From the UK came new figures that 45,000 18 to 24-year-olds sought help for homelessness in 2017. UK’s Albert Kennedy Trust say their research shows that one in four of those homeless are LGBT. Meanwhile, US organizations working with homeless say that LGBT youth are overrepresented among those they support.
Also from the US, the Williams Institute published its 2017 LGBT Data Overview. Estimating 10 million LGBT adults in the US, the report emphasizes the many economic and health disparities they face, including higher rates of poverty, food insecurities, and incarceration.
School Days: The Global Alliance for LGBT Education (GALE) published the first comprehensive report on European countries and the right to education for students disadvantaged because of their expression of sexual preference or gendered identity. The report provides analytical information and recommendations and hopes to stimulate dialogue and cooperation among stakeholders.

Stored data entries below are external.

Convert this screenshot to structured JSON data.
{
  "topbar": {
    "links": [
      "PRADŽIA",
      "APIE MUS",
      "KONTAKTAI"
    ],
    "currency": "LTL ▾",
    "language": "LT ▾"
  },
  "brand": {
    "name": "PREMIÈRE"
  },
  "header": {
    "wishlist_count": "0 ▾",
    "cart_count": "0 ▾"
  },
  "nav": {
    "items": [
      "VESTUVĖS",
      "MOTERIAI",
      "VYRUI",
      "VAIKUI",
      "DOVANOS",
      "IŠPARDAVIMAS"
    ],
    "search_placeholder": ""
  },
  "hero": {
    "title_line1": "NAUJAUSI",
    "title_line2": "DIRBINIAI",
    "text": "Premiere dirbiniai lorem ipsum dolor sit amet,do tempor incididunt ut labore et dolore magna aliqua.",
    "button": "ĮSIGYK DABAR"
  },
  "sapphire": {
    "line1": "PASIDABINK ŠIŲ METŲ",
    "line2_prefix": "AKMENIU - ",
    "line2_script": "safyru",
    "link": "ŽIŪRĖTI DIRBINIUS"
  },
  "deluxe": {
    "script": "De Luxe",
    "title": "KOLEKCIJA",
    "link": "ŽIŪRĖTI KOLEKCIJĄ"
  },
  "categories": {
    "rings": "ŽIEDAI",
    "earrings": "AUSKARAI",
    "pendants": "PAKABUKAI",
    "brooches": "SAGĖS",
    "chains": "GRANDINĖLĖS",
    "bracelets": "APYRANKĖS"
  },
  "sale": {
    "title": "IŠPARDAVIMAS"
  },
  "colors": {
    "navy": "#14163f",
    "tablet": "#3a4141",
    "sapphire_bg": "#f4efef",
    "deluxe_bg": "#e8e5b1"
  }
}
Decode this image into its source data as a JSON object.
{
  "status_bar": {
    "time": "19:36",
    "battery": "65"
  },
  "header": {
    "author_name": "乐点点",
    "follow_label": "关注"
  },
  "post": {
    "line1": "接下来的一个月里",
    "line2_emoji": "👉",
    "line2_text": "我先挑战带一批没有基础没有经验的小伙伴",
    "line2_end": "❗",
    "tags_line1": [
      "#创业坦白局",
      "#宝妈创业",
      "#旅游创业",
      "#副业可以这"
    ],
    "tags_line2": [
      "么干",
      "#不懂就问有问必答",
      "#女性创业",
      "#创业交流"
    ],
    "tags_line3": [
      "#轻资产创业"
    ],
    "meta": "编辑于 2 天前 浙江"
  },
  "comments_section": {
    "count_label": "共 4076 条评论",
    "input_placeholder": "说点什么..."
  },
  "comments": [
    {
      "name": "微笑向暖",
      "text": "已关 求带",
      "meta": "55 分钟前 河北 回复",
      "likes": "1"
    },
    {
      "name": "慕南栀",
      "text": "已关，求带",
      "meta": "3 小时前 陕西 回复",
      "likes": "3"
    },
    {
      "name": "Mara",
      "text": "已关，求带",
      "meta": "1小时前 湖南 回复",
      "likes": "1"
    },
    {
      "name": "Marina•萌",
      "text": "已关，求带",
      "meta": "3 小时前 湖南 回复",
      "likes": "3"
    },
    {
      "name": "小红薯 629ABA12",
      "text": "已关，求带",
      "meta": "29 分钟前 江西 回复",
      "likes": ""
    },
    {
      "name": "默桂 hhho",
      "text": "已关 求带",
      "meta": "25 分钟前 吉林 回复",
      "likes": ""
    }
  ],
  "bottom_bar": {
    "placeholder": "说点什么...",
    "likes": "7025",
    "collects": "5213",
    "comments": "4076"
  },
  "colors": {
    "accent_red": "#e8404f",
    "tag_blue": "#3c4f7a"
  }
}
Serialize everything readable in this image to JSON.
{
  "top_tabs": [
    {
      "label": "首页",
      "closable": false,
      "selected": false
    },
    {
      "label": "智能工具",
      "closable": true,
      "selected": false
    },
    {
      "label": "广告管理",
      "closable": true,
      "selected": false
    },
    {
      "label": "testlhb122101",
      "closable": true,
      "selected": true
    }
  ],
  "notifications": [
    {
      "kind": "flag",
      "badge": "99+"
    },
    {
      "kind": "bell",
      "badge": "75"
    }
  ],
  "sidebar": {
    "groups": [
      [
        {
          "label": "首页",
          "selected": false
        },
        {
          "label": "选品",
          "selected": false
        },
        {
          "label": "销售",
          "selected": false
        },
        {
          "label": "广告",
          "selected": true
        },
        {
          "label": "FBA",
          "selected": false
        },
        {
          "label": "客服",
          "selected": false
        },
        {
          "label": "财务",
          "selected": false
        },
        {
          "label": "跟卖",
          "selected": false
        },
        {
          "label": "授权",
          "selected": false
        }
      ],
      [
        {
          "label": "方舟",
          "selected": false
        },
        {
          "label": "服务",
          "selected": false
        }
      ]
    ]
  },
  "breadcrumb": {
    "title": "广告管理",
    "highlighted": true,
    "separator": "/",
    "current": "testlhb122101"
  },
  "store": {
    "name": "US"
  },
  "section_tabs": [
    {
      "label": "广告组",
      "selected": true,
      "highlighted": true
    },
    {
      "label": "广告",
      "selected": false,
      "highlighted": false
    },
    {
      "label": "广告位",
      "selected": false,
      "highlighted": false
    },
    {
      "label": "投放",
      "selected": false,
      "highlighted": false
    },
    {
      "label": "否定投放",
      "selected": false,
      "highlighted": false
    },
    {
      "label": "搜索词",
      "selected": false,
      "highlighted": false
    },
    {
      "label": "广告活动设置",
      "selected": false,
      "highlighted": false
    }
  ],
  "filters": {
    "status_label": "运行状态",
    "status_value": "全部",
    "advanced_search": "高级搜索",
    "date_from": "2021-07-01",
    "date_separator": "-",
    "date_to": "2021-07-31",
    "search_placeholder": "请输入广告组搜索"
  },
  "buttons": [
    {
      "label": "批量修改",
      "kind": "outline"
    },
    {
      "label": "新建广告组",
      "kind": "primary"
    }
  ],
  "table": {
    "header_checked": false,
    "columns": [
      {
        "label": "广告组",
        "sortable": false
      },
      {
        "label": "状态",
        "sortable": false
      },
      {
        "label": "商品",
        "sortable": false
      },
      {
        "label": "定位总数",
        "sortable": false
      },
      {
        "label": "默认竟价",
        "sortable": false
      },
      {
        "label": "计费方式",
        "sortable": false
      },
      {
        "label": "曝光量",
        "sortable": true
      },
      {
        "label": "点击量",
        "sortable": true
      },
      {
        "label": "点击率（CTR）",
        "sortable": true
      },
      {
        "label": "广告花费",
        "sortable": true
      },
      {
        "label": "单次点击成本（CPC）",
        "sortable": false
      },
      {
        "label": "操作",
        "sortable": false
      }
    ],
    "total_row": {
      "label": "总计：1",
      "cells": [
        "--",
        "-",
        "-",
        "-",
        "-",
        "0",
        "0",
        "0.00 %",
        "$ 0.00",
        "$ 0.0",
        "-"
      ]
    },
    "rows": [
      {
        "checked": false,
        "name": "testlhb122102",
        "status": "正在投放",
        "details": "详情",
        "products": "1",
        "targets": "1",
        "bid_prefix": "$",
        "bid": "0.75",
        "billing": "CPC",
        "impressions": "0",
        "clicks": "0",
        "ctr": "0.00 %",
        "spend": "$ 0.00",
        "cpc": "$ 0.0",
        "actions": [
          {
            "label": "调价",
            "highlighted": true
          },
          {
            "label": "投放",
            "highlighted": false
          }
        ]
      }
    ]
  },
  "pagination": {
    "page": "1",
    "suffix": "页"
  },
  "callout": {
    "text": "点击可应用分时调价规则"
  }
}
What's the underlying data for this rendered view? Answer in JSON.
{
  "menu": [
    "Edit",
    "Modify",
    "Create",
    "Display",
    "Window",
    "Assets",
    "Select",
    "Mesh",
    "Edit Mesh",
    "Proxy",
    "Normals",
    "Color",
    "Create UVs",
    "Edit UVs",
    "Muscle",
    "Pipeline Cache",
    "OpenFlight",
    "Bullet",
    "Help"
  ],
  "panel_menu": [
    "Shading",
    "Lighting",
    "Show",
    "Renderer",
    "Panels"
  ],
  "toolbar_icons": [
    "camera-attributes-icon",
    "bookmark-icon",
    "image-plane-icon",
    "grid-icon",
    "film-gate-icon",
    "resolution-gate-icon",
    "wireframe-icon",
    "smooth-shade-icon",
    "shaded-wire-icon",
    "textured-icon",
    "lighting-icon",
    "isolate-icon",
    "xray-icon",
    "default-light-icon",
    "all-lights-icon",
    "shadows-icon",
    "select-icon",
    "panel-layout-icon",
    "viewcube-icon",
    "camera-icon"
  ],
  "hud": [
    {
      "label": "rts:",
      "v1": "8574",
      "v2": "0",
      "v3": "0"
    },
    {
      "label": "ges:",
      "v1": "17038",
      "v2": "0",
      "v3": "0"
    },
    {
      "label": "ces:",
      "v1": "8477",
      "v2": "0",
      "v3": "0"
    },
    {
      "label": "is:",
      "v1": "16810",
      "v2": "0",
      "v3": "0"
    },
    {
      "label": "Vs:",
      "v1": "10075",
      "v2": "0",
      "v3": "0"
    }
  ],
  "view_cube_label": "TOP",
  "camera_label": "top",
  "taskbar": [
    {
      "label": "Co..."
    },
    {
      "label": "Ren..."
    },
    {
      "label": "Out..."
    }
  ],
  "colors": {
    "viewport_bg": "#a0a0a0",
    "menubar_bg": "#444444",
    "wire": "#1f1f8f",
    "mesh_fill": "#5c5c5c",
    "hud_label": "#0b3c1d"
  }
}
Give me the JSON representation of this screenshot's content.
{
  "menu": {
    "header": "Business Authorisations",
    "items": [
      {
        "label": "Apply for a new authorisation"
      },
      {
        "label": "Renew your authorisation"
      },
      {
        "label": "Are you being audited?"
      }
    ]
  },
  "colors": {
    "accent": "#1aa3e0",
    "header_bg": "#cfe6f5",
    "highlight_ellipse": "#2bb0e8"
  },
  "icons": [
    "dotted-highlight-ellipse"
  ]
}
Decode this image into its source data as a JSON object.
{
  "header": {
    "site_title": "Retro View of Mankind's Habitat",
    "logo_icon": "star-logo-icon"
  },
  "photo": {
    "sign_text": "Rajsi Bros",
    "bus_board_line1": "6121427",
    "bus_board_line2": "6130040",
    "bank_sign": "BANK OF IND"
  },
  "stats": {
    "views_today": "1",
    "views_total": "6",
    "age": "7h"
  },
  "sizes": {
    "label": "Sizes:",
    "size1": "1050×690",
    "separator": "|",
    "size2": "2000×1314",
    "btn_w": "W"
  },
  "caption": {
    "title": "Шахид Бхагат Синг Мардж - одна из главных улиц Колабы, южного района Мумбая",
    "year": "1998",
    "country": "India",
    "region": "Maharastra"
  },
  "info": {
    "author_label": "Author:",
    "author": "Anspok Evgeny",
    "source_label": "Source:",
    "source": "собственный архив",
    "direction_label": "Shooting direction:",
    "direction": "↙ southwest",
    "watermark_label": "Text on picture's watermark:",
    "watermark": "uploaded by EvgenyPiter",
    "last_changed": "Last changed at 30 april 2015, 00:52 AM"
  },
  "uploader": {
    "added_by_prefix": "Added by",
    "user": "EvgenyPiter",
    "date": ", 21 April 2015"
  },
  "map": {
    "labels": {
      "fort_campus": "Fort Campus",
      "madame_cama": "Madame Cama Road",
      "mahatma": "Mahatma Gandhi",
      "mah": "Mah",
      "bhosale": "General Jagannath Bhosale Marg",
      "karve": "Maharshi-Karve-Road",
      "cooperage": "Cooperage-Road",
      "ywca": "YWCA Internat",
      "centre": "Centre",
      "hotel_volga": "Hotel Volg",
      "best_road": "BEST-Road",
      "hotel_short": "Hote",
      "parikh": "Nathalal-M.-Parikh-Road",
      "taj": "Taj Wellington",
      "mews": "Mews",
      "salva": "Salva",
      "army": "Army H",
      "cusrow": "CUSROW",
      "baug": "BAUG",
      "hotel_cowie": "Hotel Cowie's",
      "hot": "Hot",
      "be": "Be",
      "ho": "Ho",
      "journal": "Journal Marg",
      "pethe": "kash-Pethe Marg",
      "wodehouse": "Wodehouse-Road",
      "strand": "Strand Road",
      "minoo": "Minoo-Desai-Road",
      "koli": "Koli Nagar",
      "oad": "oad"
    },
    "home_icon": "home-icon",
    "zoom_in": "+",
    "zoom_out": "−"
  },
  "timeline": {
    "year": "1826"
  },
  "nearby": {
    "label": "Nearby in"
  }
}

Sports and Culture: The LGBT International Powerlifting Championshipsannounced a new optional “Mx Category” for trans, non-binary, and intersex athletes for the 2018 London event. Athletes may choose which category they wish to participate in, whether Male, Female, or Mx.
From the US, ice skater Adam Rippon is the first openly gay man selected by the US for the Winter Olympics. From Brazil, professional football player Douglas Braga and former player for premier league team Botafogo discussed joining BeesCats Soccer Boys and becoming part of LiGay, the country’s first formal league for gay and trans players.
From Tunisia, LGBT group Shams began broadcasting the region's first online radio station to talk about LGBT issues. Shams director Bouhdid Belhedi remarked, “There is nothing out there that talks about the LGBTQ community honestly. This gives people a way to defend our community.”
The Netherland’s Stedelijk Museum is featuring Colombian artist Carlos Motta’s exhibition “The Crossing” that explores the experiences of LGBTQI refugees and the dangers they’ve met both at home and in the countries they’ve sought asylum.
Writer Kevin Fallon reviews the most popular LGBT films from 2017, including Oscar favorite “Call Me By Your Name” and Chilean drama A Fantastic Woman. In Uganda, the Queer Kampala International Film Festival carried on in secret after police forced the public event to shut down.
Polish artist Karol Radziszewski discussed creating DIK Fagazine, the country’s first magazine dedicated to masculinity, homosexuality, and art, and how the magazine has evolved to explore the queer scenes of Soviet Union countries during the socialist era.
Finally, check out this 2017 roundup of “excellent queer writing from the internet” on topics of race, sex, gender, politics, ableism, and loneliness from Meredith Talusan, senior editor of them.